How Pawn Storm uses Fysbis as a Linux backdoor

The cyber-espionage group Pawn Storm has been using Fysbis malware as a backdoor that allows the group to infect Linux systems.

Pawn Storm, also known as APT28 and Sednit, is believed to have ties to the Russian government. The group has previously launched attacks against global financial institutions, Eastern European institutions, Dutch Air Safety Board, the Ukrainian government, politicians, journalists, and even a punk band.

Pawn Storm's use of Fysbis malware was noted by researchers last April. Trend Micro researchers detected a phishing campaign that attempted to install Fysbis onto the systems by sending targets emails with malicious links to webpages that appeared to be legitimate news websites. The new research by a team of researchers at Palo Alto Networks provides additional detail into how the Fysbis malware helps Pawn Storm coordinate its surveillance activities.

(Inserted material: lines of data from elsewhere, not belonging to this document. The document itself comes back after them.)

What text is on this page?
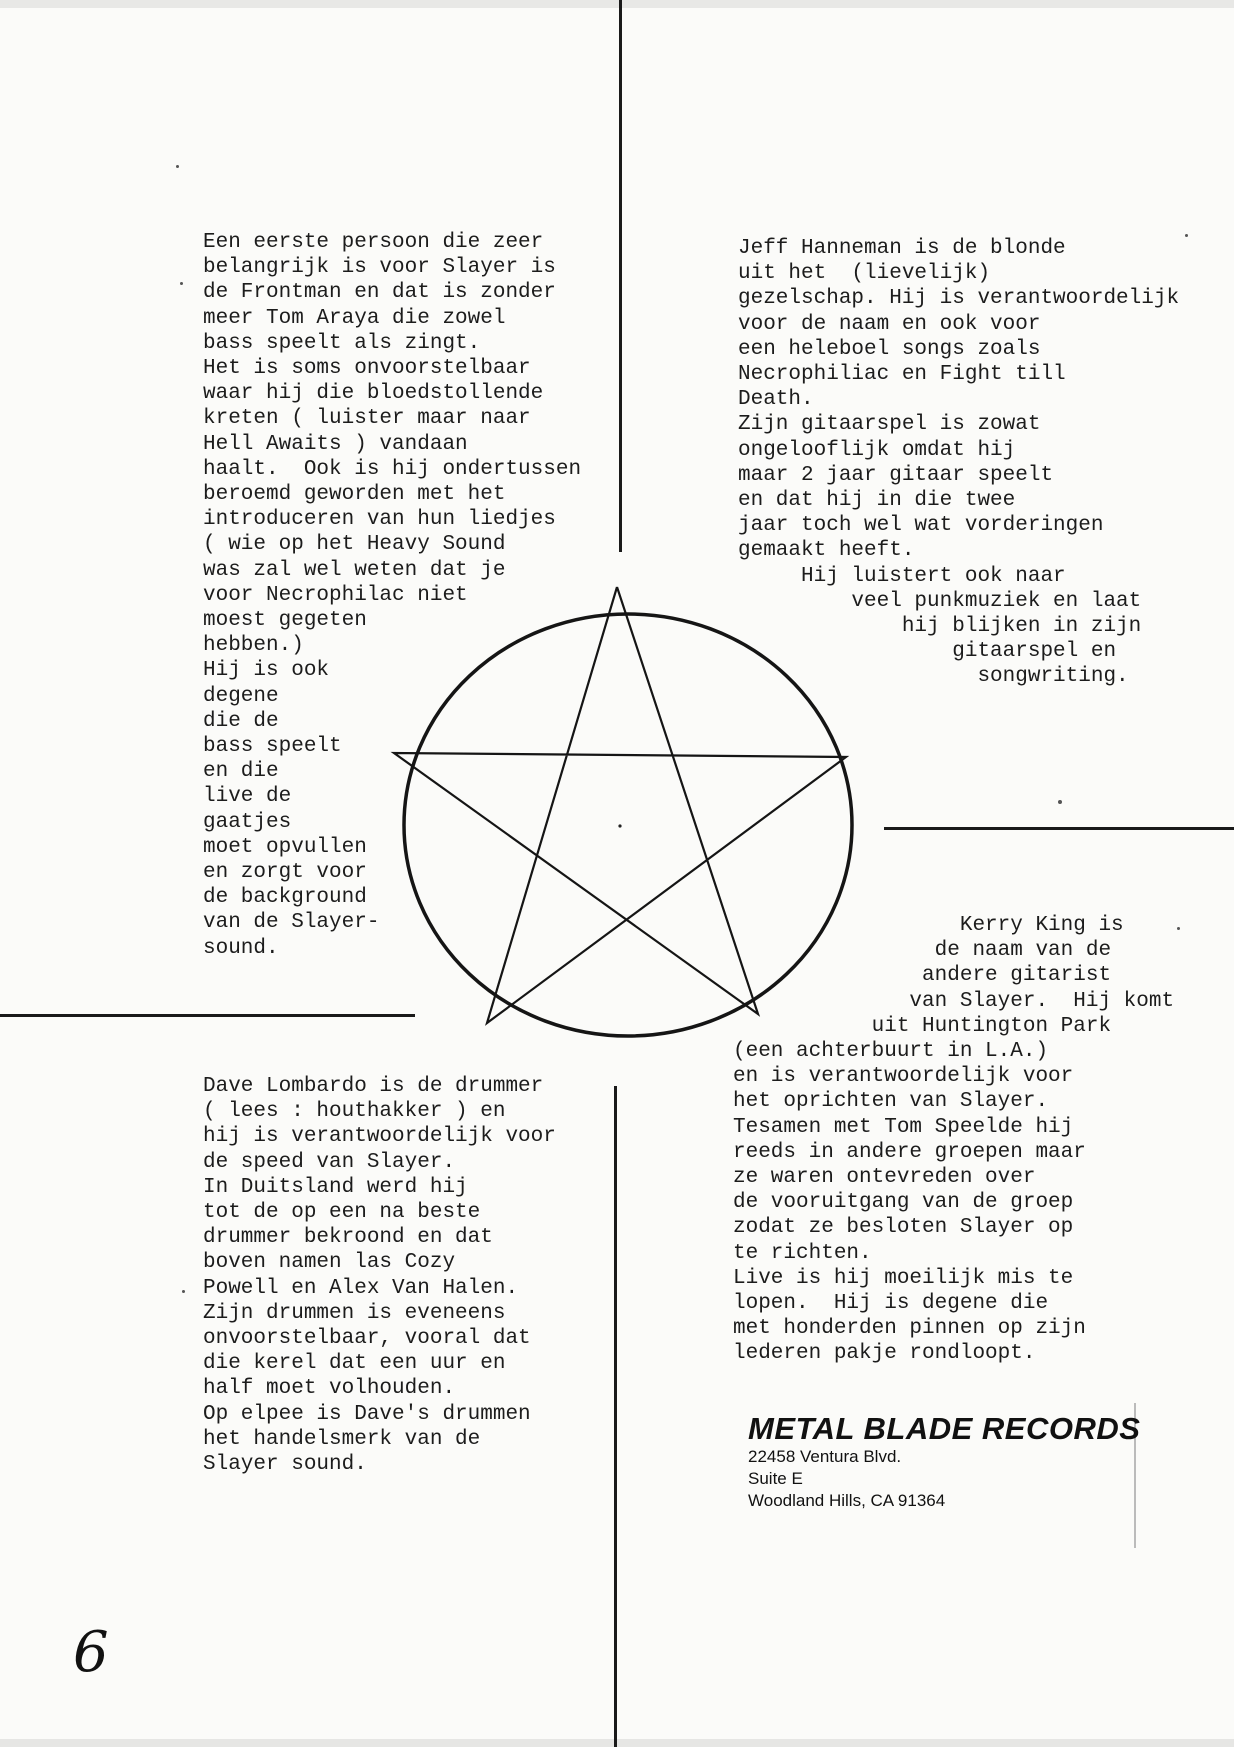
Een eerste persoon die zeer
belangrijk is voor Slayer is
de Frontman en dat is zonder
meer Tom Araya die zowel
bass speelt als zingt.
Het is soms onvoorstelbaar
waar hij die bloedstollende
kreten ( luister maar naar
Hell Awaits ) vandaan
haalt.  Ook is hij ondertussen
beroemd geworden met het
introduceren van hun liedjes
( wie op het Heavy Sound
was zal wel weten dat je
voor Necrophilac niet
moest gegeten
hebben.)
Hij is ook
degene
die de
bass speelt
en die
live de
gaatjes
moet opvullen
en zorgt voor
de background
van de Slayer-
sound.
Jeff Hanneman is de blonde
uit het  (lievelijk)
gezelschap. Hij is verantwoordelijk
voor de naam en ook voor
een heleboel songs zoals
Necrophiliac en Fight till
Death.
Zijn gitaarspel is zowat
ongelooflijk omdat hij
maar 2 jaar gitaar speelt
en dat hij in die twee
jaar toch wel wat vorderingen
gemaakt heeft.
Hij luistert ook naar
veel punkmuziek en laat
hij blijken in zijn
gitaarspel en
songwriting.
Dave Lombardo is de drummer
( lees : houthakker ) en
hij is verantwoordelijk voor
de speed van Slayer.
In Duitsland werd hij
tot de op een na beste
drummer bekroond en dat
boven namen las Cozy
Powell en Alex Van Halen.
Zijn drummen is eveneens
onvoorstelbaar, vooral dat
die kerel dat een uur en
half moet volhouden.
Op elpee is Dave's drummen
het handelsmerk van de
Slayer sound.
Kerry King is
de naam van de
andere gitarist
van Slayer.  Hij komt
uit Huntington Park
(een achterbuurt in L.A.)
en is verantwoordelijk voor
het oprichten van Slayer.
Tesamen met Tom Speelde hij
reeds in andere groepen maar
ze waren ontevreden over
de vooruitgang van de groep
zodat ze besloten Slayer op
te richten.
Live is hij moeilijk mis te
lopen.  Hij is degene die
met honderden pinnen op zijn
lederen pakje rondloopt.
METAL BLADE RECORDS
22458 Ventura Blvd.
Suite E
Woodland Hills, CA 91364
6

Intelligence analysts Bryan Lee and Rob Downs noted that the Fysbis malware can install itself onto a system with or without root privileges. “Overall, these binaries are assessed as low sophistication, but effective,” the researchers wrote in a Palo Alto Networks blog post. “Rather, these actors more often than not hold their advanced malware and zero day exploits in reserve and employ just enough resources to meet their goals.”

The analysts also warned of Pawn Storm use of the CVE-2016-0728 vulnerability, a bug that allows attackers to gain root access into Linux systems from a limited account.